TED Senior Fellow and Founding Artist of One Million Bones
Naomi Natale wants to bring people closer to the atrocities occurring near and far. As the founder and
director of The Cradle Project, her first large scale installation, Natale called attention and raised funds for the 48 million children orphaned in sub-Saharan Africa. Over 550 cradles were created and donated by artists from around the world who were drawn to Natale’s vision. With One Million Bones, Natale and her team collected 1,000,000 handmade bones created by individuals all over the world. In 2013 they installed them on the National Mall in Washington, D.C to bring attention to the victims of genocide. The short film about the project, also titled One Million Bones, will be released in May 2014.
Natale has received numerous awards, including the prestigious TED Global Fellowship (2009), and the Professional Achievement Award from the School of Arts and Humanities at Richard Stockton College of New Jersey (2009). Naomi has served as an artist-in-residence at Columbia College of Chicago in 2008, 2010, and 2011. She is currently a TED Senior Fellow and was a 2010 Carl Wilkens Fellow.

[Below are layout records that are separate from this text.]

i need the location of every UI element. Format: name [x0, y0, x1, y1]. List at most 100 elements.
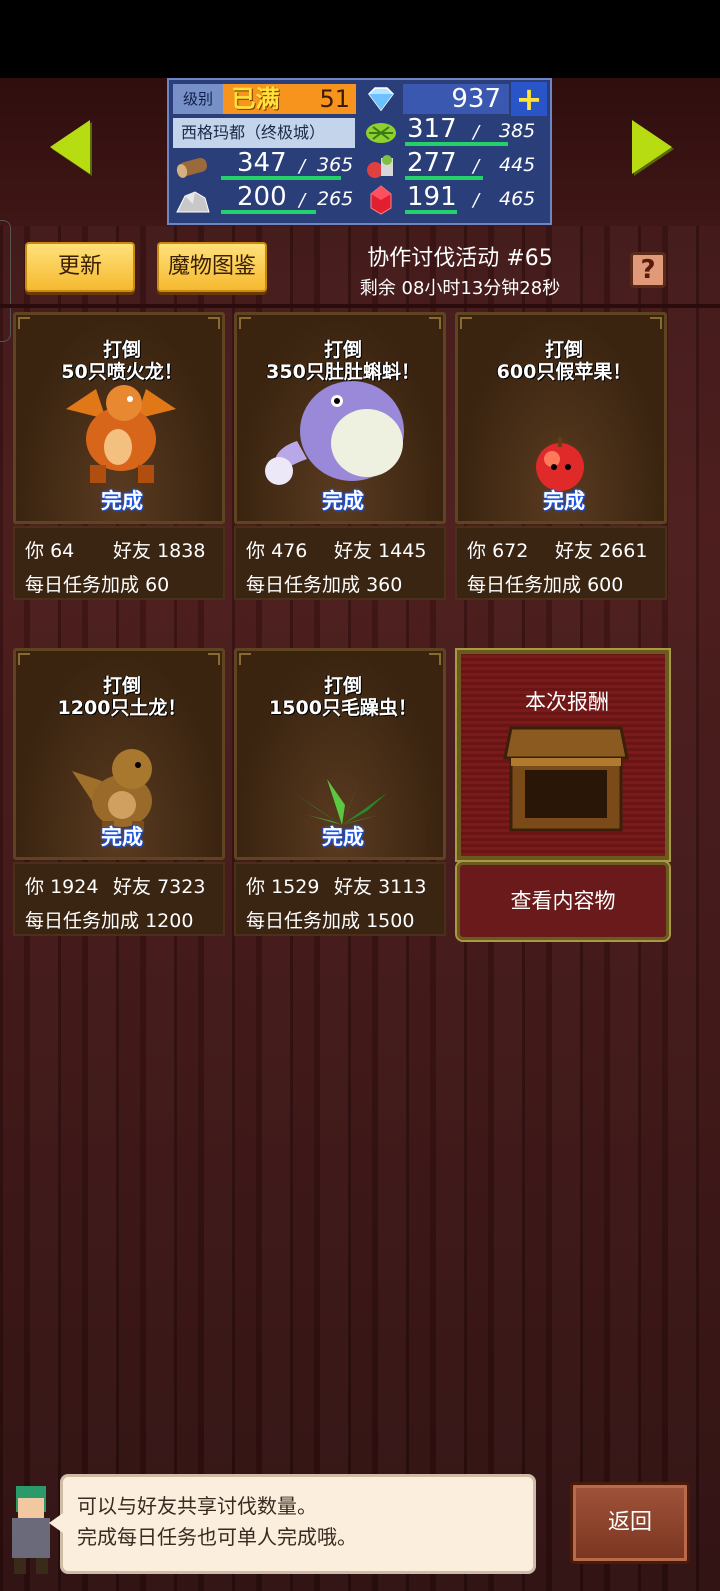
monster-book-button[interactable]: 魔物图鉴 [157, 242, 267, 292]
daily-bonus: 每日任务加成 1200 [25, 910, 194, 932]
stone-value: 200 [237, 182, 287, 212]
quest-title: 打倒 1200只土龙！ [57, 675, 187, 719]
wood-value: 347 [237, 148, 287, 178]
food-bar [405, 176, 483, 180]
event-remaining-time: 剩余 08小时13分钟28秒 [359, 278, 561, 299]
food-value: 277 [407, 148, 457, 178]
food-resource: 277 / 445 [403, 148, 543, 182]
grass-resource: 317 / 385 [403, 114, 543, 148]
gem-count: 937 [403, 84, 509, 114]
quest-title: 打倒 1500只毛躁虫！ [269, 675, 417, 719]
back-button[interactable]: 返回 [570, 1482, 690, 1564]
kill-counts: 你 64 好友 1838 [25, 540, 206, 562]
quest-stats: 你 476 好友 1445 每日任务加成 360 [234, 526, 446, 600]
kill-counts: 你 672 好友 2661 [467, 540, 648, 562]
stone-resource: 200 / 265 [219, 182, 355, 216]
ruby-max: 465 [499, 188, 536, 210]
hint-line-2: 完成每日任务也可单人完成哦。 [77, 1525, 357, 1549]
wood-max: 365 [317, 154, 354, 176]
wood-resource: 347 / 365 [219, 148, 355, 182]
daily-bonus: 每日任务加成 600 [467, 574, 624, 596]
completed-label: 完成 [101, 489, 143, 513]
quest-title: 打倒 350只肚肚蝌蚪！ [266, 339, 420, 383]
help-button[interactable]: ? [630, 252, 666, 288]
ruby-bar [405, 210, 457, 214]
level-max-badge: 已满 [223, 84, 288, 114]
daily-bonus: 每日任务加成 360 [246, 574, 403, 596]
daily-bonus-value: 600 [587, 574, 624, 596]
earth-dragon-icon [72, 749, 152, 831]
completed-label: 完成 [101, 825, 143, 849]
kill-counts: 你 1924 好友 7323 [25, 876, 206, 898]
reward-title: 本次报酬 [525, 690, 609, 714]
friend-count: 1445 [378, 540, 427, 562]
quest-card-image: 打倒 1500只毛躁虫！ 完成 [234, 648, 446, 860]
next-arrow-icon[interactable] [632, 120, 672, 174]
quest-card[interactable]: 打倒 1500只毛躁虫！ 完成 你 1529 好友 3113 每日任务加成 150… [234, 648, 446, 938]
treasure-chest-icon [503, 726, 629, 832]
wood-log-icon [173, 150, 213, 182]
quest-card[interactable]: 打倒 1200只土龙！ 完成 你 1924 好友 7323 每日任务加成 1200 [13, 648, 225, 938]
quest-card-image: 打倒 1200只土龙！ 完成 [13, 648, 225, 860]
reward-panel: 本次报酬 [455, 648, 671, 862]
completed-label: 完成 [322, 489, 364, 513]
wood-bar [221, 176, 341, 180]
quest-card-image: 打倒 50只喷火龙！ 完成 [13, 312, 225, 524]
level-label: 级别 [173, 84, 223, 114]
update-button[interactable]: 更新 [25, 242, 135, 292]
header-divider [0, 304, 720, 308]
quest-card-image: 打倒 350只肚肚蝌蚪！ 完成 [234, 312, 446, 524]
daily-bonus-value: 360 [366, 574, 403, 596]
quest-title: 打倒 600只假苹果！ [496, 339, 632, 383]
food-max: 445 [499, 154, 536, 176]
stone-max: 265 [317, 188, 354, 210]
hint-line-1: 可以与好友共享讨伐数量。 [77, 1494, 317, 1518]
quest-card[interactable]: 打倒 600只假苹果！ 完成 你 672 好友 2661 每日任务加成 600 [455, 312, 667, 602]
quest-stats: 你 64 好友 1838 每日任务加成 60 [13, 526, 225, 600]
prev-arrow-icon[interactable] [50, 120, 90, 174]
your-count: 672 [492, 540, 529, 562]
reward-card[interactable]: 本次报酬 查看内容物 [455, 648, 671, 942]
quest-card[interactable]: 打倒 350只肚肚蝌蚪！ 完成 你 476 好友 1445 每日任务加成 360 [234, 312, 446, 602]
daily-bonus: 每日任务加成 1500 [246, 910, 415, 932]
quest-card-image: 打倒 600只假苹果！ 完成 [455, 312, 667, 524]
quest-title: 打倒 50只喷火龙！ [61, 339, 183, 383]
grass-max: 385 [499, 120, 536, 142]
grass-icon [361, 116, 401, 148]
quest-stats: 你 1924 好友 7323 每日任务加成 1200 [13, 862, 225, 936]
friend-count: 3113 [378, 876, 427, 898]
view-contents-button[interactable]: 查看内容物 [455, 860, 671, 942]
quest-stats: 你 672 好友 2661 每日任务加成 600 [455, 526, 667, 600]
ruby-resource: 191 / 465 [403, 182, 543, 216]
edge-tab[interactable] [0, 220, 11, 342]
hint-bubble: 可以与好友共享讨伐数量。 完成每日任务也可单人完成哦。 [49, 1474, 536, 1574]
kill-counts: 你 476 好友 1445 [246, 540, 427, 562]
ruby-icon [361, 184, 401, 216]
ruby-value: 191 [407, 182, 457, 212]
your-count: 476 [271, 540, 308, 562]
daily-bonus-value: 1500 [366, 910, 415, 932]
city-name: 西格玛都（终极城） [173, 118, 355, 148]
fire-dragon-icon [66, 385, 176, 483]
event-title: 协作讨伐活动 #65 [367, 246, 553, 271]
friend-count: 2661 [599, 540, 648, 562]
your-count: 1924 [50, 876, 99, 898]
friend-count: 7323 [157, 876, 206, 898]
stone-bar [221, 210, 316, 214]
daily-bonus-value: 1200 [145, 910, 194, 932]
your-count: 1529 [271, 876, 320, 898]
diamond-icon [361, 84, 401, 114]
add-gems-button[interactable]: + [511, 82, 547, 116]
completed-label: 完成 [322, 825, 364, 849]
tadpole-monster-icon [265, 381, 404, 485]
level-value: 51 [288, 84, 356, 114]
status-panel: 级别 已满 51 937 + 西格玛都（终极城） 317 / 385 347 /… [167, 78, 552, 225]
grass-value: 317 [407, 114, 457, 144]
daily-bonus-value: 60 [145, 574, 170, 596]
quest-card[interactable]: 打倒 50只喷火龙！ 完成 你 64 好友 1838 每日任务加成 60 [13, 312, 225, 602]
daily-bonus: 每日任务加成 60 [25, 574, 170, 596]
food-icon [361, 150, 401, 182]
grass-bar [405, 142, 508, 146]
friend-count: 1838 [157, 540, 206, 562]
your-count: 64 [50, 540, 75, 562]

One Million Bones: Tangible Social Activism
Naomi Natale is a social activist who uses art to bring about and inspire social change. She accomplishes this by creating large-scale art installations that engage hundreds and thousands of artists, activists and children to act on behalf of a social cause. Through her experiences, Natale has come to realize that the tangible—giving people something they can physicially do, or create, to help raise awareness—is crucial.
In this engaging, visually stunning and emotionally moving talk, Natale shares her story: she talks about what brought her to humanitarian through work, what she wants to achieve through her art, and urges her audience to find their own artistic way to participate in social justice. Natale discusses her work with One Million Bones, and how the experience of making a bone connects people in a very real, personal way to the difficult and complex issue of genocide. The action of creating a bone is the first step that brings a new activist to the cause and inspires hope. Natale believes that by inspiring action through art, you can change the world one person at a time. She leaves her audiences with the tools, the ideas, and plenty of the motivation to do just that.